Leader of opposition movement Young People of Tajikistan arrested in Dushanbe
DUSHANBE. Feb 2 (Interfax) - Maksud Ibragimov, leader of the Russian opposition association Young People of Tajikistan, was arrested and is kept in a detention facility in Dushanbe, Rizo Khalifzoda, the head of the Tajik Prosecutor General Office's Department on Supervision over the Observance of Law, told reporters on Monday.
Khalifzoda did not say how Ibragimov, who lives in Russia, turned out to be in Tajikistan. Activists from the association Young People of Tajikistan believe he was detained by Russian police and was "illegally" extradited t Tajikistan. Over half a million Tajik citizens, half of the economically active population of Tajikistan, work in Russia.
"A criminal case was opened against Maksud Ibragimov on the basis of several articles of the Criminal Code of Tajikistan, which is being investigated by Interior Ministry investigators," Khalifzoda told a press conference.
He did not name the crimes the opposition activist is accused of committing.
"Nine criminal cases have now been opened against 32 members of the banned extremist organization group 24" Khalifzoda said, he did not specify how many of them have been arrested.
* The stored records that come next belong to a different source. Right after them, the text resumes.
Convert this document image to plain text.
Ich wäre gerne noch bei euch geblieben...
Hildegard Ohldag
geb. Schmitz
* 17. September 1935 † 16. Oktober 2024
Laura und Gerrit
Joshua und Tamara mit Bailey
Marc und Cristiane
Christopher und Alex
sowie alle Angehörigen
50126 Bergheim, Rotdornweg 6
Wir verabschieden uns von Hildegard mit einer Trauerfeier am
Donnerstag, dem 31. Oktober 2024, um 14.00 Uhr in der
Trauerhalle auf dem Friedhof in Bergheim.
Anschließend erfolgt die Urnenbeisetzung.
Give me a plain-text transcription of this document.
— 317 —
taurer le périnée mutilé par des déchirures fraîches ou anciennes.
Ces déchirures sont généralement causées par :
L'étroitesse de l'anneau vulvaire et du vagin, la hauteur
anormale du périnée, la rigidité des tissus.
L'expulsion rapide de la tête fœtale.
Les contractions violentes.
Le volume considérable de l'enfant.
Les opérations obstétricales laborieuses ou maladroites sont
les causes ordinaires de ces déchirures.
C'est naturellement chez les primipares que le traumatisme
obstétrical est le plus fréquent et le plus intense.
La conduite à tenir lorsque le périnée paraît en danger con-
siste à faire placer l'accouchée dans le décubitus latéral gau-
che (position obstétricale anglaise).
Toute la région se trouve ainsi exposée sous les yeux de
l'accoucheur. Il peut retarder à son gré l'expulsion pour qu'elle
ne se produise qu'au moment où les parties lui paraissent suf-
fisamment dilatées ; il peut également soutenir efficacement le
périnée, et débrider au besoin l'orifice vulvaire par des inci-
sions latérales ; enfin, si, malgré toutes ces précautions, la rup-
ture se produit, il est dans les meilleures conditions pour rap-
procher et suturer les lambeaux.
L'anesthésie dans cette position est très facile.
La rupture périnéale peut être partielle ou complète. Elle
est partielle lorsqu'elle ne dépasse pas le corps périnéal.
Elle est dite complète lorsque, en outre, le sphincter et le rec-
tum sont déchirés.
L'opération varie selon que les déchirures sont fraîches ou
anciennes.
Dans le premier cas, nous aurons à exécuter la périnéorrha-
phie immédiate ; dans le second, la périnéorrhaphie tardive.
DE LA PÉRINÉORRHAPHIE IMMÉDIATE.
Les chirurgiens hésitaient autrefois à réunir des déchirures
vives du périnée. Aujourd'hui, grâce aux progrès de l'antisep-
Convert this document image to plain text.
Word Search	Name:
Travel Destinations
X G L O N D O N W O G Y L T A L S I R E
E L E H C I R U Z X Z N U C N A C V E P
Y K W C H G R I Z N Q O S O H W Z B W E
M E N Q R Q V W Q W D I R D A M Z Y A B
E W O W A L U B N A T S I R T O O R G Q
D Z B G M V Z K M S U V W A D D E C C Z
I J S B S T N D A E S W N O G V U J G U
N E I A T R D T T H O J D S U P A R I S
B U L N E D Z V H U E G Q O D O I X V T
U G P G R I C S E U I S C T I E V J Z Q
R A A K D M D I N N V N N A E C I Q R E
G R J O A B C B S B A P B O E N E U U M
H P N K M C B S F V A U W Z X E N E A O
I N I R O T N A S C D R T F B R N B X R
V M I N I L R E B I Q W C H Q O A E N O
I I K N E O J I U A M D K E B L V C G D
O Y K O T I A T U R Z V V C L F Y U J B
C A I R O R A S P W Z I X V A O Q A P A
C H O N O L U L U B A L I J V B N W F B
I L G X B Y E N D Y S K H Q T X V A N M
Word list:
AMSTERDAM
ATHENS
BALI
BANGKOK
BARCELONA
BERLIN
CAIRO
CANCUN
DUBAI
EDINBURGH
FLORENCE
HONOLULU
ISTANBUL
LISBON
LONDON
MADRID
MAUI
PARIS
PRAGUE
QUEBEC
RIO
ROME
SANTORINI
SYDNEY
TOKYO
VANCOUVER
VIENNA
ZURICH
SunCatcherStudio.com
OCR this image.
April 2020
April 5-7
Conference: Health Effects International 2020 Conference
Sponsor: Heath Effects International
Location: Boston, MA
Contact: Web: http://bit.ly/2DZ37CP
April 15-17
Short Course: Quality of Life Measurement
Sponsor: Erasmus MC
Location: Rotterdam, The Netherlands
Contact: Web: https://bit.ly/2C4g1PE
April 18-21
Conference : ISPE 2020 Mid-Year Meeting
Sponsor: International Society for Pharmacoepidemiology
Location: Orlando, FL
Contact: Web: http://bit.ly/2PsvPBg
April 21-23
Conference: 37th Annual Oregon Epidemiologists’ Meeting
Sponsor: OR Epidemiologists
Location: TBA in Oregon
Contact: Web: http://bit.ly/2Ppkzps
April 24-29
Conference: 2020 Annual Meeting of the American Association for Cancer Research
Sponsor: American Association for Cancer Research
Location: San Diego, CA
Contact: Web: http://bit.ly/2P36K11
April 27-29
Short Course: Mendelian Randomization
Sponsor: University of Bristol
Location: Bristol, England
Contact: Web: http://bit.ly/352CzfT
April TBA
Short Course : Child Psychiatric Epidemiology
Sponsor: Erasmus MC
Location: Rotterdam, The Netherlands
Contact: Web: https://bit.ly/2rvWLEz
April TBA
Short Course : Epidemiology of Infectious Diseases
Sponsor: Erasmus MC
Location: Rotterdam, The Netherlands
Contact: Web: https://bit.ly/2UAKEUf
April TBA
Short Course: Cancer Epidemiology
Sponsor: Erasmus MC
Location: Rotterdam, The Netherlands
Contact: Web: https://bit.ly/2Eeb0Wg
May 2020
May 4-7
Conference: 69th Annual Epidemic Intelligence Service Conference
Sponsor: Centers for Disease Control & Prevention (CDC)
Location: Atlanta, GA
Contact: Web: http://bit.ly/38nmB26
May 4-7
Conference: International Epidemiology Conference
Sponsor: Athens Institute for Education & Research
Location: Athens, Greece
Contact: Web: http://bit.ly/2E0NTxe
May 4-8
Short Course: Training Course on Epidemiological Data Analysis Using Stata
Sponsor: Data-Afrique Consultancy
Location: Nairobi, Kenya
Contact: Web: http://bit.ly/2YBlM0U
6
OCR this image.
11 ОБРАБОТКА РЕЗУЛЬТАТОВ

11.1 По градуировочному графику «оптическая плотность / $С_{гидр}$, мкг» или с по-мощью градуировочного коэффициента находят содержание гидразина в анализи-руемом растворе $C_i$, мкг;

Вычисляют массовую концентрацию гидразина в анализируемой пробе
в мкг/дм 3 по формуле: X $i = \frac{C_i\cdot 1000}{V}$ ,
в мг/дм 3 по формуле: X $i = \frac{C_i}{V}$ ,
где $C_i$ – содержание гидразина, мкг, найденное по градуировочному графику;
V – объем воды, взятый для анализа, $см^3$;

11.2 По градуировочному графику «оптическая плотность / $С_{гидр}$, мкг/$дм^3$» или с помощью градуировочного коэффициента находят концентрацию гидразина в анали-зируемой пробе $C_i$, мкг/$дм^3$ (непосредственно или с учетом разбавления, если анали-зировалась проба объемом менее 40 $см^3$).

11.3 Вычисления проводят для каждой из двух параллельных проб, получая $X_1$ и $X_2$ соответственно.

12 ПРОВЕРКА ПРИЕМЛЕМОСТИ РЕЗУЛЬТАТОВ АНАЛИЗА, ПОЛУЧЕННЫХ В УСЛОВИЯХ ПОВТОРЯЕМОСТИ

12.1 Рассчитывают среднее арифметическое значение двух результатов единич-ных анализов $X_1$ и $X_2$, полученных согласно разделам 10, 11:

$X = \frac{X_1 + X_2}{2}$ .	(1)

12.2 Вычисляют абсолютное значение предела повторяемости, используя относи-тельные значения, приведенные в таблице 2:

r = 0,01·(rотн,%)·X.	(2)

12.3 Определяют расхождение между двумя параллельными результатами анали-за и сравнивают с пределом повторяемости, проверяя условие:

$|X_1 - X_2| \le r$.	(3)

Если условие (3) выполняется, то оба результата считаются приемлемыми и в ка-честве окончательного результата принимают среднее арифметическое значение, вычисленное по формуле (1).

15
Activists from Young People of Tajikistan, which is a structure of Group 24, which demands the resignation of Tajik President Emomali Rahmon, said on Facebook about a dozen opposition activists were detained in Russia and Tajikistan in the past few weeks.
"They [the detainees] are suspected of extremism because they wanted a better life through reform for Tajikistan and its citizens. They need public and legal support and assistance. They need civil unity and protection," the organization said in its statement.
Abdufattokh Goib, the head of the Tajik presidential Agency on State Financial Control and Corruption Prevention, said Umarali Kuvvatov, a leader of Group 24, was charged with hostage-taking and some financial crimes.
Kuvvatov and his three supporters have been held by the Turkish authorities, who should make a decision on their extradition to Tajikistan at the request of the Tajik authorities since December 2014.
Another three citizens of Tajikistan who are members of Group 24 were detained with the Tajik politicians in Istanbul on December 19, 2014.
The association Human Rights in Central Asia called on Turkey to fulfill the UN convention on the status of refugees and the convention against torture to provide lawyers to Kuvvatov.
Group 24, which is headed by journalists and businessmen who have emigrated from Tajikistan, on October 3 called on the people of Tajikistan to come to the main square of Dushanbe on October 30 with anti-government slogans, specifically, with demands for Rahmon's resignation. The authorities reinforced the checkpoints at the entrance to Dushanbe with armored vehicles and special task forces. As a result, the rally did not rake place and the only people who came to the site at the designated time were police officers and journalists.
The Prosecutor General's Office field a lawsuit seeking the recognition of Group 24 as an extremist organization on October 7, 2014.Two days later, the activities by group 24 were declared extremist and its materials were banned on the territory of Tajikistan.
Most users of social networking sites in Tajikistan were not very enthusiastic about the calls made by the politician in exile. Most people who commented on posts in which those calls were made recalled the 1992-1997 civil war in Tajikistan, in which thousands of people were killed and the country's economy was destroyed, and said they believed no one would come to the rally in Dushanbe.
Kuvvatov calls himself leader of the opposition movement Group 24, which he says comprises many Tajik businessmen and politicians, who are not named. Kuvvatov is not known to the general public in Tajikistan. Before leaving Tajikistan, he was a businessman and owned the private companies Faroz and Tojiron, which supplied petroleum products to the neighboring Afghanistan through Tajikistan.
After Kuvvatov left the country, he began appearing on the Kazakh opposition television channel K-Plus and the Russian Dozhd television. In interviews with these television channels, he sharply criticized the Tajik authorities, mainly the Tajik president and his family. Kuvvatov said Group 24 would take part in the November 2013 presidential elections, but it did not.